Clark and Dilworth began to fool around with politics in the early ’30s, running for small offices like City Council and the State Senate — one year Dilworth would run Clark’s campaign, then they’d switch the next year. They were so shocked by the corruption of ward leaders that by the late ’40s they decided to get serious and began to raise money, build an organization, agitate, identify fat targets. The fattest — literally — was county sheriff Austin Meehan. Meehan was a teetotaler, an Irish Catholic, a powerful Republican ward leader in the Northeast. Dilworth was convinced the sheriff was letting crooks use his office to run numbers rackets. He and Clark nicknamed Meehan “The Fat Mahatma” and “The Fat Sultan.” In 1949, Dilworth went to Meehan’s ward and stood across from his house and shouted into his sound truck’s microphone, “For every dollar the sheriff hands out, he’s robbing somebody of five. It would be interesting to hear from the sheriff himself how much he shakes down from the Philadelphia Electric, the Pennsylvania Railroad, the Philadelphia Gas Works.”
 
That year, 1949, the Democratic slate crushed the GOP (although the sheriff survived to pass the reins of the Philadelphia GOP to his son, Billy, who passed it to his son, Michael, who still rules the diminished city GOP today). Dilworth was elected city treasurer, and Clark city controller. By now they were hardly alone; they were supported by a local chapter of a nationwide organization called Americans for Democratic Action — FDR’s New Deal shock troops. The Republicans called the ADA folks Commies and pinkos — Dilworth’s “own pet hothouse of Reds.” But they weren’t pinkos, just dreamers — a bizarre coalition of down-and-dirty union guys mixing with rich liberal housewives from Chestnut Hill and funded by old money. Strange times.
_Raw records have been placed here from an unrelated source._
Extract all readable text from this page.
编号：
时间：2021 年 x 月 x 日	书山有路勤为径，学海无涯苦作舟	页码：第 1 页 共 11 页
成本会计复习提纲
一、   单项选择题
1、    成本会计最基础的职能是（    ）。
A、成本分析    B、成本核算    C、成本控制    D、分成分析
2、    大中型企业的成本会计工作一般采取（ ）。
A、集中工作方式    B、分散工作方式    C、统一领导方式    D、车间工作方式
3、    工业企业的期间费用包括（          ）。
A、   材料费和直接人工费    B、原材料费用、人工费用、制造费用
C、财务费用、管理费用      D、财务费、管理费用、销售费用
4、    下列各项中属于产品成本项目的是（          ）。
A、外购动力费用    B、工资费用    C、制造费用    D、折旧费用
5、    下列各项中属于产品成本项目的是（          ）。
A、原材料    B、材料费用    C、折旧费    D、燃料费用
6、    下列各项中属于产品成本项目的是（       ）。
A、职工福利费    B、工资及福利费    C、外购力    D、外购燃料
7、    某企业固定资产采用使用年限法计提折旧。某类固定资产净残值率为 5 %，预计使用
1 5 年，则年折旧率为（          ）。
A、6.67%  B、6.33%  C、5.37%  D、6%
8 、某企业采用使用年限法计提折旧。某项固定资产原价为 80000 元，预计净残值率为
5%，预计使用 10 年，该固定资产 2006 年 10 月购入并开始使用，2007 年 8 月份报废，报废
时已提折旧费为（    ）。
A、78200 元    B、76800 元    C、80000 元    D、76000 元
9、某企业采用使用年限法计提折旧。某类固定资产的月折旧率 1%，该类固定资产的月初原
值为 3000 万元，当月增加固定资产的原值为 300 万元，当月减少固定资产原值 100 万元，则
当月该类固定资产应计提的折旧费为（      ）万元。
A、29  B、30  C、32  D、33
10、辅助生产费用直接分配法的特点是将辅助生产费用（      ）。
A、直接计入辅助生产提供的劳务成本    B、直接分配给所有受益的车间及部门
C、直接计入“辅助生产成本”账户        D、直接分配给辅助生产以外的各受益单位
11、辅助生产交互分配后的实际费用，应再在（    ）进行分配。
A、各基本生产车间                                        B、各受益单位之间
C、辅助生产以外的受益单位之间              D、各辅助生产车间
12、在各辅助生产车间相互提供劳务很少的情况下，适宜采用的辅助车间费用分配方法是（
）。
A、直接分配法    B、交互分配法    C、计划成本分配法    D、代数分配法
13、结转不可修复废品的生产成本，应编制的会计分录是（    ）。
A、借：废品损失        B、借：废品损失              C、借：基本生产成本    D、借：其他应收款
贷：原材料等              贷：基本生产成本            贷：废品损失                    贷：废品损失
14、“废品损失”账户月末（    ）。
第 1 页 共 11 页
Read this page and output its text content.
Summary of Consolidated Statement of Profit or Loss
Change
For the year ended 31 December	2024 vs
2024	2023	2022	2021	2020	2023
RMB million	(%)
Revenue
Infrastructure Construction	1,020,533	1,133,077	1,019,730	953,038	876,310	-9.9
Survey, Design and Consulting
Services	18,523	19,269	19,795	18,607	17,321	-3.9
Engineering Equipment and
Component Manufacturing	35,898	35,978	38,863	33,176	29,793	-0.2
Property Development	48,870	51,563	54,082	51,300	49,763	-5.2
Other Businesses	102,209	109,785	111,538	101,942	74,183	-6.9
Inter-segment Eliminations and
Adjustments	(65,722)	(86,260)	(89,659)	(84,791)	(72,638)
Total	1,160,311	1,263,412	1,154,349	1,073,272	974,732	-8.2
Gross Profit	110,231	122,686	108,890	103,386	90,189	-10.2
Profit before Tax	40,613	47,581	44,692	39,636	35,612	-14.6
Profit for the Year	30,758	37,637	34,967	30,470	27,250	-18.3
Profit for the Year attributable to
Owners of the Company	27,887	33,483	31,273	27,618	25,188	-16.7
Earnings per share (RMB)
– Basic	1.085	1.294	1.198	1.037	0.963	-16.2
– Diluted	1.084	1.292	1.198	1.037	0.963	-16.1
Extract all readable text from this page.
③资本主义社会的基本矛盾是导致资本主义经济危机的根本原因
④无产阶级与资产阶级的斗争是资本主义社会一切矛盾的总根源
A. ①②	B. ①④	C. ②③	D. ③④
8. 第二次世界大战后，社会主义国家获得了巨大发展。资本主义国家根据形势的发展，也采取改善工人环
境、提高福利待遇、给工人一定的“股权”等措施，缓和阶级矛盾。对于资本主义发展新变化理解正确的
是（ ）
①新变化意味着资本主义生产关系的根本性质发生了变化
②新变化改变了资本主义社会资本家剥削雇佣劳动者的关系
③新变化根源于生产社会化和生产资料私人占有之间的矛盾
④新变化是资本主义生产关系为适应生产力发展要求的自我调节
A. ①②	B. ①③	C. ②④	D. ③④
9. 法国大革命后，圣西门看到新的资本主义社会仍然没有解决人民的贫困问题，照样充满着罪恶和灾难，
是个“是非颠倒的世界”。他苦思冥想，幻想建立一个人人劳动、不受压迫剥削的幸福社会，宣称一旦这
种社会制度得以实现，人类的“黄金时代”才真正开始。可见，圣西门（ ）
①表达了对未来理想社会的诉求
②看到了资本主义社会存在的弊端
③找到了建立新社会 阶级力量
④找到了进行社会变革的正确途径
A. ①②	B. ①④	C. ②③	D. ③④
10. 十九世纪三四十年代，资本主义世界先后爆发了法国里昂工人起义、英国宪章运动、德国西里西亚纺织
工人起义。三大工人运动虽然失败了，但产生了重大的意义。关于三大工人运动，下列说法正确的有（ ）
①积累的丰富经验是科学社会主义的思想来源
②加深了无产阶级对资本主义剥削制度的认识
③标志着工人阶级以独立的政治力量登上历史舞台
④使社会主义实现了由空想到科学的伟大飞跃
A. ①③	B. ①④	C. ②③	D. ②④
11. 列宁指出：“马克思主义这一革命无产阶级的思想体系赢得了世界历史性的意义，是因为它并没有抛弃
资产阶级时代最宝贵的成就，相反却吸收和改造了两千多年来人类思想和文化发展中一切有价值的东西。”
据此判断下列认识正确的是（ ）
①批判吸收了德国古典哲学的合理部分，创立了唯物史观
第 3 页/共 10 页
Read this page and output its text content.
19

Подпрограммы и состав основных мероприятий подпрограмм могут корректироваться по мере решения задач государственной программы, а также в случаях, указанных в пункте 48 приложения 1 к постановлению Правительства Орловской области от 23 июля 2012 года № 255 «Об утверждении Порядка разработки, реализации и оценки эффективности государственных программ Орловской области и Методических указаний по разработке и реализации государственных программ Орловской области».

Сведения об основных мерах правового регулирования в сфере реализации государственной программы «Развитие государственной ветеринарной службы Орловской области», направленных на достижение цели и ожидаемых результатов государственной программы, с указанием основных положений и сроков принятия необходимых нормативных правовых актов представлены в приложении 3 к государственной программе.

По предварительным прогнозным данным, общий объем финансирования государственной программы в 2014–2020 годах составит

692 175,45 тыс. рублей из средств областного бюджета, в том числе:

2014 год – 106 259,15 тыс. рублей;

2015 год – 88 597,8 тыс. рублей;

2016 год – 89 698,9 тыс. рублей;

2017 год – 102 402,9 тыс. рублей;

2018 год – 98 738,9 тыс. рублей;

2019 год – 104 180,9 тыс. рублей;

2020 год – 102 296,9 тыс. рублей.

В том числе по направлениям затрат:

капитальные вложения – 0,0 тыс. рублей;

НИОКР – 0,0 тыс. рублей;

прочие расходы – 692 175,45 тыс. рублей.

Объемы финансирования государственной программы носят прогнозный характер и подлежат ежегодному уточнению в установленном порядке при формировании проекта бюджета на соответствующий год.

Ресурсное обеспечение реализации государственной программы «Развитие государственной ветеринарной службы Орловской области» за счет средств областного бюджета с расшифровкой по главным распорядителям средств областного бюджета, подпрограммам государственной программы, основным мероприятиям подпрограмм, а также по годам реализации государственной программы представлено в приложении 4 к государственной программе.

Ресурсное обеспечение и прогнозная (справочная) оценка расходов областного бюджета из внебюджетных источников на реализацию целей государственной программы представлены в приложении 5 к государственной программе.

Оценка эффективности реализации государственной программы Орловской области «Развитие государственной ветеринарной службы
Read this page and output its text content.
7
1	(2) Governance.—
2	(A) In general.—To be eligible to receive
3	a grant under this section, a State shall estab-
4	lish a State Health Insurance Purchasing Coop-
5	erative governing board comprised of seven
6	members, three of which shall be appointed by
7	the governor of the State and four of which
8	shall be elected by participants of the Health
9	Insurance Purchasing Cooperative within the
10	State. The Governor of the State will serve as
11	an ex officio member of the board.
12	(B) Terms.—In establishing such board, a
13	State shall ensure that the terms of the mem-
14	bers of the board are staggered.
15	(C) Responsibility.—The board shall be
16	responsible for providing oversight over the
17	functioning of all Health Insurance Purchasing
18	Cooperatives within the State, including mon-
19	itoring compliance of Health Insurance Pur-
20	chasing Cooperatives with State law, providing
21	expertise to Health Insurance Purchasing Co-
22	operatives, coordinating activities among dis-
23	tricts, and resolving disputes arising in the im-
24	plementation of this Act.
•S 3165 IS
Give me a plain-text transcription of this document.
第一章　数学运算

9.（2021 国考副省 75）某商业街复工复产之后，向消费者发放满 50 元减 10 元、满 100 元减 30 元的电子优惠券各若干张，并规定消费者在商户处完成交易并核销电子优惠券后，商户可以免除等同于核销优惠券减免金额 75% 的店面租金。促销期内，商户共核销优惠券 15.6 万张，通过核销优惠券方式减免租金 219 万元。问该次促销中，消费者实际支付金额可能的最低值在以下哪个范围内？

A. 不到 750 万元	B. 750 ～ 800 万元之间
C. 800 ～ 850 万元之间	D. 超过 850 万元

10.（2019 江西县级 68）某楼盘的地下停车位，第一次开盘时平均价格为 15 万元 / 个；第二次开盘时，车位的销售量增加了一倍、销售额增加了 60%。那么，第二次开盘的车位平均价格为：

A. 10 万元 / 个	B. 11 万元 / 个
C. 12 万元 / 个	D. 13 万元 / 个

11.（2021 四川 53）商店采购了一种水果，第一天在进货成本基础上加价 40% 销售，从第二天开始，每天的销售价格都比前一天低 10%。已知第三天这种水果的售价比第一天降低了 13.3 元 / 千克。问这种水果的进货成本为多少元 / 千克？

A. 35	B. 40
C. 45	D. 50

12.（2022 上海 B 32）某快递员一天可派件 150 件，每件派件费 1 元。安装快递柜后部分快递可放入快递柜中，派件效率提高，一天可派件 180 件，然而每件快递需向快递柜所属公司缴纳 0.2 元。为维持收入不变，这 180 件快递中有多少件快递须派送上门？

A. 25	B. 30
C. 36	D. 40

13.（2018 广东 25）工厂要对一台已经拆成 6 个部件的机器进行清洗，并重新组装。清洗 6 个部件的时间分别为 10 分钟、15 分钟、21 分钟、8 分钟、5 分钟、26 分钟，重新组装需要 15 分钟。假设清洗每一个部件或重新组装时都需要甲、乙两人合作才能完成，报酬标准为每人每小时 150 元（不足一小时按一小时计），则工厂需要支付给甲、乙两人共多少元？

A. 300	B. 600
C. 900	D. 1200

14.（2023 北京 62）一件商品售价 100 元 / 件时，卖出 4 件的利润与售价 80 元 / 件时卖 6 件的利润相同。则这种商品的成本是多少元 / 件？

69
This was the era of the city planner as Big Man — not a bloodless technocrat, but a romantic hero and a swinging dick. There were parties every weekend, old-fashioned cocktail parties in the city, with 50 or 60 people, the women in dresses and the men in suits. Someone would mix up a pitcher of martinis and a pitcher of manhattans, and the kids of the house would carry around Ritz crackers with anchovies on little trays, and on every table there were little glasses filled with cigarettes.

“What I remember is the intensity of the conversation,” says Frank Hoeber, whose parents hosted several of these parties. “Noisy, jovial, on the one hand, and on the other, tremendously serious. These were people dreaming up visions of the way things ought to be.”